Les assureurs français manœuvrent aux Etats-Unis
Axa poursuit sa convalescence outre-Atlantique. Redevenu profitable aux Etats-Unis l’an dernier, l’assureur vient de céder, pour un milliard de dollars, un portefeuille américain de contrats vie de Mony géré en extinction. A l’inverse, son compatriote Scor passe à l’offensive. Selon Reuters, le réassureur est seul en lice face à Reinsurance Group of America (RGA) pour le rachat des activités de réassurance vie américaines de Generali, qui en espère entre 800 millions et un milliard de dollars. Contacté par L’Agefi, Scor n’a pas voulu faire de commentaires.
Les deux favoris se seraient imposés face à une foule de prétendants: Munich Re, Zurich Insurance, Swiss Re, Hannover Re, et plusieurs réassureurs des Bermudes. Generali a retenu Scor et RGA, avec l’espoir de boucler la vente en mai. Si Scor s’impose, il franchira une marche de plus aux Etats-Unis, après le rachat de Transamerica Re en 2011.
La reprise de la réassurance vie américaine de Generali lui permettrait «de passer de la deuxième place, avec 17% de parts de marché, à la première, ex-æquo avec RGA qui a 26% de parts de marché», écrivent les analystes de JPMorgan. Le continent américain pèse 39% de ses revenus 2012 contre 25% en 2007. Avec l’Asie, il constitue le principal relais de croissance de Scor.
L’opération permettrait aussi au groupe français d’atteindre son objectif d’égalité entre primes vie et non-vie. «En 2012, Scor totalisait en brut 4,65 milliards d’euros de primes non-vie et 4,864 milliards de primes vie, et il a indiqué que le non-vie devrait atteindre 5 milliards en 2013 grâce à une hausse de 9% des renouvellements en janvier», explique le courtier.
L’activité américaine de Generali pèse 500 millions de dollars (400 millions d’euros). En y ajoutant les 120 millions liés à la reprise, début mars, d’un portefeuille de l’espagnol BBVA Seguros, le pôle vie de Scor grimperait à 5,4 milliards de dollars en brut.
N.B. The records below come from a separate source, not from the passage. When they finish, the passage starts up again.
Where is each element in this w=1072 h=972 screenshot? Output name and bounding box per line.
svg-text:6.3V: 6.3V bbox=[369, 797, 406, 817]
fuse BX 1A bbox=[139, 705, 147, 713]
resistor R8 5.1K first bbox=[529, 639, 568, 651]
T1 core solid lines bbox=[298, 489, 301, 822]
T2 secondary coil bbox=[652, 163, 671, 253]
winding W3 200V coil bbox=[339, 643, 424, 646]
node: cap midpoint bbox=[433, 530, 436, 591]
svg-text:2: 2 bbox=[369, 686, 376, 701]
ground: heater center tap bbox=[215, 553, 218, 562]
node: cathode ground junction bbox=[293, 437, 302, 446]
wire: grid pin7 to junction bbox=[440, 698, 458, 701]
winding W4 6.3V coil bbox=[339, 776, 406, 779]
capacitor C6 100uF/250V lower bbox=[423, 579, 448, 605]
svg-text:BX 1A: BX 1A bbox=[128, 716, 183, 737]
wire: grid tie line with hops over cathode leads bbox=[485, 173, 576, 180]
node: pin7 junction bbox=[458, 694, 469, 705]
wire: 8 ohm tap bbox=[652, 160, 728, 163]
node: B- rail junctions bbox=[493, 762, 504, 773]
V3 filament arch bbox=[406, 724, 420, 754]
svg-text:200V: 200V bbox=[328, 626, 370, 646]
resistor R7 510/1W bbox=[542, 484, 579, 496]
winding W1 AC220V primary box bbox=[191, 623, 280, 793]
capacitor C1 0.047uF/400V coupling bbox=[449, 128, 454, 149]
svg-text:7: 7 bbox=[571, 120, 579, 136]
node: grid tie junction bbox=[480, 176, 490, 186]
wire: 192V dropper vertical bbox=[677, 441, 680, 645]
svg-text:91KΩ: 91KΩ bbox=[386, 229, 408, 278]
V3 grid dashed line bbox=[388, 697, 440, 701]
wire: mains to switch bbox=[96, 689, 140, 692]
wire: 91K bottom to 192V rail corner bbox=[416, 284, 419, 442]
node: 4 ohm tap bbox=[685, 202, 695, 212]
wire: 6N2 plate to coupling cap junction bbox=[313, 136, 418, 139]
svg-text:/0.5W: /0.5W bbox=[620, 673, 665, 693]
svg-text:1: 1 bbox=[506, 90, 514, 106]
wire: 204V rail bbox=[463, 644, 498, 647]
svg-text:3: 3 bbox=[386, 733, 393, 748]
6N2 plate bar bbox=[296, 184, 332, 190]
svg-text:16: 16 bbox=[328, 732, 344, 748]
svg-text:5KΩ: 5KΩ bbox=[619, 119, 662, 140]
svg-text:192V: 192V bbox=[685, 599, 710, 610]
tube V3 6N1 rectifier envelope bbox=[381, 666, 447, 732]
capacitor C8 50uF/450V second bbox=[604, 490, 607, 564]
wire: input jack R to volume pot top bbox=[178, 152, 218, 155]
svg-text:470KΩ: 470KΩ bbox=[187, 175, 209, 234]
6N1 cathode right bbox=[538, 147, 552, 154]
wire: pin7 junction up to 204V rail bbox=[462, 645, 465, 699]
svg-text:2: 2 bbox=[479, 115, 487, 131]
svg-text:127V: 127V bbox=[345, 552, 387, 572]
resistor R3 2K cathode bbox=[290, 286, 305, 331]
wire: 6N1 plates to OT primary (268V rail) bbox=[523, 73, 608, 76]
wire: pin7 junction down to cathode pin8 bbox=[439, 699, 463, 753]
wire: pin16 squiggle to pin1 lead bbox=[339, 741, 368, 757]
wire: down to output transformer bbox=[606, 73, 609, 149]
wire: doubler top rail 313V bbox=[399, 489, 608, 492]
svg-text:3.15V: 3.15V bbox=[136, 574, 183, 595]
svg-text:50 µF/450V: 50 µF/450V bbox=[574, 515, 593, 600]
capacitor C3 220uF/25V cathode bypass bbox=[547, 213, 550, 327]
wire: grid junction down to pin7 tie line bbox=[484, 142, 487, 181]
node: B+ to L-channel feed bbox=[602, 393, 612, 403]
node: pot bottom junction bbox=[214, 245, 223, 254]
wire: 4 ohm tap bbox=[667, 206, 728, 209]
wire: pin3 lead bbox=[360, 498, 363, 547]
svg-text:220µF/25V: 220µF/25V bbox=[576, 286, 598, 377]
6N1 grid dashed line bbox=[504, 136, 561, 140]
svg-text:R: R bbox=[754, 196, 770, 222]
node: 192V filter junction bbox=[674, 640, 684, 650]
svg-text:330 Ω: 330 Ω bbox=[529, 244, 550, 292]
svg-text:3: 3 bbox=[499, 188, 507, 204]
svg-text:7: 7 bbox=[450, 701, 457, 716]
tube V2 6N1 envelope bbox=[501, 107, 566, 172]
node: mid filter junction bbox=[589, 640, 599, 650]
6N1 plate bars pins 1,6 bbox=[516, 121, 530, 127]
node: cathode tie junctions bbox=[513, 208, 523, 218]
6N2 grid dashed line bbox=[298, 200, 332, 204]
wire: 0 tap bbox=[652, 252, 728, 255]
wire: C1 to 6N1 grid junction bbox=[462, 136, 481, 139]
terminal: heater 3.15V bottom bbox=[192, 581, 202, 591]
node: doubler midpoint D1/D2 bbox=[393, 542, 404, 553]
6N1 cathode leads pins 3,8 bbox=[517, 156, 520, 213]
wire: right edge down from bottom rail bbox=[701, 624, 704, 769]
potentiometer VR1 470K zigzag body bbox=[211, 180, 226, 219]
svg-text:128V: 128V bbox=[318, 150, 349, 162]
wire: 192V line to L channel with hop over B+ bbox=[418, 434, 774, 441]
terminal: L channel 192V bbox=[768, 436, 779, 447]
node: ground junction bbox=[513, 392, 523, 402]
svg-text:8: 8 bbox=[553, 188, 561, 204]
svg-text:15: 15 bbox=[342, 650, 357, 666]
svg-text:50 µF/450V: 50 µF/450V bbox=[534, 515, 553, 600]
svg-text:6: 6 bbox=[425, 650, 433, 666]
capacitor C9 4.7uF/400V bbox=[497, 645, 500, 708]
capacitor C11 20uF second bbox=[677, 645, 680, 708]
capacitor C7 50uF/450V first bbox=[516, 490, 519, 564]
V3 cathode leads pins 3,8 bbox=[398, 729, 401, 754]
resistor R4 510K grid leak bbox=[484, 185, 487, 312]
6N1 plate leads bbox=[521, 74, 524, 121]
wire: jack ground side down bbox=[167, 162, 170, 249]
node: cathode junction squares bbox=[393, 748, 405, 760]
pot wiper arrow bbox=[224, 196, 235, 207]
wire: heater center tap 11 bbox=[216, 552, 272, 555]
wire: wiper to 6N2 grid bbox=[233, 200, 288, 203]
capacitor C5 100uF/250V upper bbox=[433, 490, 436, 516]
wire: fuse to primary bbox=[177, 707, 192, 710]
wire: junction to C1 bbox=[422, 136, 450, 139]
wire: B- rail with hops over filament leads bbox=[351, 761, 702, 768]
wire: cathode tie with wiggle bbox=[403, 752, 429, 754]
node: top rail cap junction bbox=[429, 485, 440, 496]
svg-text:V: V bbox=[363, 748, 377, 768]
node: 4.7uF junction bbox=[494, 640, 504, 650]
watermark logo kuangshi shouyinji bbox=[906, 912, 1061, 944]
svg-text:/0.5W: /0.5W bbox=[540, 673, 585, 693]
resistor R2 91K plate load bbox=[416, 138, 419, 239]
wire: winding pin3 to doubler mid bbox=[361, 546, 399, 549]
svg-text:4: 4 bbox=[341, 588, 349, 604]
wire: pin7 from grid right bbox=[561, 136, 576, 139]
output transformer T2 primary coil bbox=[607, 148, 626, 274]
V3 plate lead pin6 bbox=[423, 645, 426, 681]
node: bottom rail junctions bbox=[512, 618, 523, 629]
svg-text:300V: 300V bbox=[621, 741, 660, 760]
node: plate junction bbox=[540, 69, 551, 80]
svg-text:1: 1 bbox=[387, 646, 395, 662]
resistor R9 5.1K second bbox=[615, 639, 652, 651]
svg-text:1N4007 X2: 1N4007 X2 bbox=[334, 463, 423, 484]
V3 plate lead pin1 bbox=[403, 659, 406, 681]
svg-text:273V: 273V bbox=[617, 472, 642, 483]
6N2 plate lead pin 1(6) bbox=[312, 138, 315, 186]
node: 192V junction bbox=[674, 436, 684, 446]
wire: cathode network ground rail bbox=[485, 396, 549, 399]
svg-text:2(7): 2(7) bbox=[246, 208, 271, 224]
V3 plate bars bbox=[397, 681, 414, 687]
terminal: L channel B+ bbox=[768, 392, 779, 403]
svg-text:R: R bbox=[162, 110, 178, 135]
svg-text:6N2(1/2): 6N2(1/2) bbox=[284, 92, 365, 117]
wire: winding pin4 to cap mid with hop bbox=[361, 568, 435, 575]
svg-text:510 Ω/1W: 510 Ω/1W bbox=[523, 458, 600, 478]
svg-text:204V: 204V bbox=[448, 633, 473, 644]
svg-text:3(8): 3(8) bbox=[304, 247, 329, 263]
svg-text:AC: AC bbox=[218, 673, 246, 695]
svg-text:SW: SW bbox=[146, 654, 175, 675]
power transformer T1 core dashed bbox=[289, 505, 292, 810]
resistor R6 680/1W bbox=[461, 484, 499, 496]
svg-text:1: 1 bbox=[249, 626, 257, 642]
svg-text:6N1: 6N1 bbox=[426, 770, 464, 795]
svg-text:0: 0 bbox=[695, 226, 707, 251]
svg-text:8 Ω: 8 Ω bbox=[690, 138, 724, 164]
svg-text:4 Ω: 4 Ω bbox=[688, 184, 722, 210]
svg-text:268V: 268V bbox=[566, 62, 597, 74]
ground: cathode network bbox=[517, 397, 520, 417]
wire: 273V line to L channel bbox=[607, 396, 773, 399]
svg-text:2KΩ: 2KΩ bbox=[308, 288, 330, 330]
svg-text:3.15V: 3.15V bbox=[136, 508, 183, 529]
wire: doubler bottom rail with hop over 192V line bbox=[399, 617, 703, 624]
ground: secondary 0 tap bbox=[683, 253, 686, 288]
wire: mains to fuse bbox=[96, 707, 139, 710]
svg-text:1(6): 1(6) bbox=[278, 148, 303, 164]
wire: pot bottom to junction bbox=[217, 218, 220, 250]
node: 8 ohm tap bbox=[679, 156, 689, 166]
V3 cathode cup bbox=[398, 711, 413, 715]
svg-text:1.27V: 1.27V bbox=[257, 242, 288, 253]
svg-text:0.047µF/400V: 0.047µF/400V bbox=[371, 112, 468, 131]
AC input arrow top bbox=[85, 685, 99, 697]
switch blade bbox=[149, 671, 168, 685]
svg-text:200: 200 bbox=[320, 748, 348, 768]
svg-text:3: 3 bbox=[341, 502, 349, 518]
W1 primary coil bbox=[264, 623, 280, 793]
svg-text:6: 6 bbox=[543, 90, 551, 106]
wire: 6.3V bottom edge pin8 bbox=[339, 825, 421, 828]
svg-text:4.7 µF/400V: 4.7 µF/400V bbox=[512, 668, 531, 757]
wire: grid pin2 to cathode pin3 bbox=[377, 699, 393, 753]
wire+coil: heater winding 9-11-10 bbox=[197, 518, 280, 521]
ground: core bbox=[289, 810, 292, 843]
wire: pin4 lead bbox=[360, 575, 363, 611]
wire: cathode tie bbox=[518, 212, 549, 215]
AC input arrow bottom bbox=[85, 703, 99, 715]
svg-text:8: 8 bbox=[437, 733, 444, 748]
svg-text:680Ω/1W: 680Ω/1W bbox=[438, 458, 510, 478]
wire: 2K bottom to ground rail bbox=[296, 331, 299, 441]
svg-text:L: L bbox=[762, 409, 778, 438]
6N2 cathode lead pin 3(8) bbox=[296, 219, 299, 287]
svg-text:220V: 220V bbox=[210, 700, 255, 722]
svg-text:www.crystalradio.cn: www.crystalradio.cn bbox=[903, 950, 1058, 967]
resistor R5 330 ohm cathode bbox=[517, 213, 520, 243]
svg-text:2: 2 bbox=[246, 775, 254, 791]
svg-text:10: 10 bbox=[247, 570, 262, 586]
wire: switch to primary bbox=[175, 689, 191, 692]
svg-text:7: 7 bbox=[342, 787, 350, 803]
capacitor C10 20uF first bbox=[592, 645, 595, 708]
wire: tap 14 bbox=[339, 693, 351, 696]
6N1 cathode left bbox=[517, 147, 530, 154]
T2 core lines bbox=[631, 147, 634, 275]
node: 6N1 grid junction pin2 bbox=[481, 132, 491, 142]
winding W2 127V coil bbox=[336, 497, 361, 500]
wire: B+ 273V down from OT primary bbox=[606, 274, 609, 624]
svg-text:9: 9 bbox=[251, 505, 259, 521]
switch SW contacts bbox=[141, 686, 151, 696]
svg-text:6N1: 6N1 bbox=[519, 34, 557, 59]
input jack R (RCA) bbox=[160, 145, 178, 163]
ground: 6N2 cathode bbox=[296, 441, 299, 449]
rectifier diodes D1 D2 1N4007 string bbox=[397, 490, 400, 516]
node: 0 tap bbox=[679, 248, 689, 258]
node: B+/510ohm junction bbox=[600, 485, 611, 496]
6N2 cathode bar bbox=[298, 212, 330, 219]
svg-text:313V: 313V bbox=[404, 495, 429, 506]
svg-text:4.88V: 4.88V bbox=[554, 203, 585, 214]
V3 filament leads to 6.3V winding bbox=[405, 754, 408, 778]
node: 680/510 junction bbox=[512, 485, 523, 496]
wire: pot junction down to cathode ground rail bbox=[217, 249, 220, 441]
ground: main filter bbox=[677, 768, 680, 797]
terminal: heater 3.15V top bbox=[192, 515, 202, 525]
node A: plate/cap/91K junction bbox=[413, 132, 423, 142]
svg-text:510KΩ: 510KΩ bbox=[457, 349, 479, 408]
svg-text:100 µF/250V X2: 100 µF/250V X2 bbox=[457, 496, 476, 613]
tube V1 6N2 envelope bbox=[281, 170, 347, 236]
Pour JPMorgan, Scor pourrait débourser 600 millions d’euros, soit le bas de la fourchette espérée par Generali qui table sur un prix de vente entre 800 millions et un milliard de dollars (609 à 762 millions d’euros). S’il renonce ou est disqualifié, le réassureur pourra se concentrer sur le renforcement de sa solvabilité, chantier prioritaire pour passer d’une note A+ à AA- chez Standard & Poor’s, comme ses grands concurrents Hanover Re, Munich Re et Swiss Re. Il pourrait aussi jeter son dévolu sur d’autres proies: le groupe a annoncé récemment avoir mis sur pied une équipe dédiée aux acquisitions, mais ses critères sont «extrêmement stricts», a assuré son PDG Denis Kessler. Sont notamment passés au crible la rentabilité et la solvabilité.
Chez Generali, la cession du portefeuille américain s’inscrit dans le plan de recentrage engagé l’été dernier par la nouvelle direction de l’assureur italien, qui a aussi mis en vente sa banque privée suisse BSI. Il espère retirer jusqu’à 4 milliards de dollars de la vente de ses actifs non stratégiques.
Parallèlement, il veut continuer à renforcer sa présence sur les marchés émergents, principalement en Europe de l’Est où il a racheté en début d’année l’intégralité de sa coentreprise en République tchèque.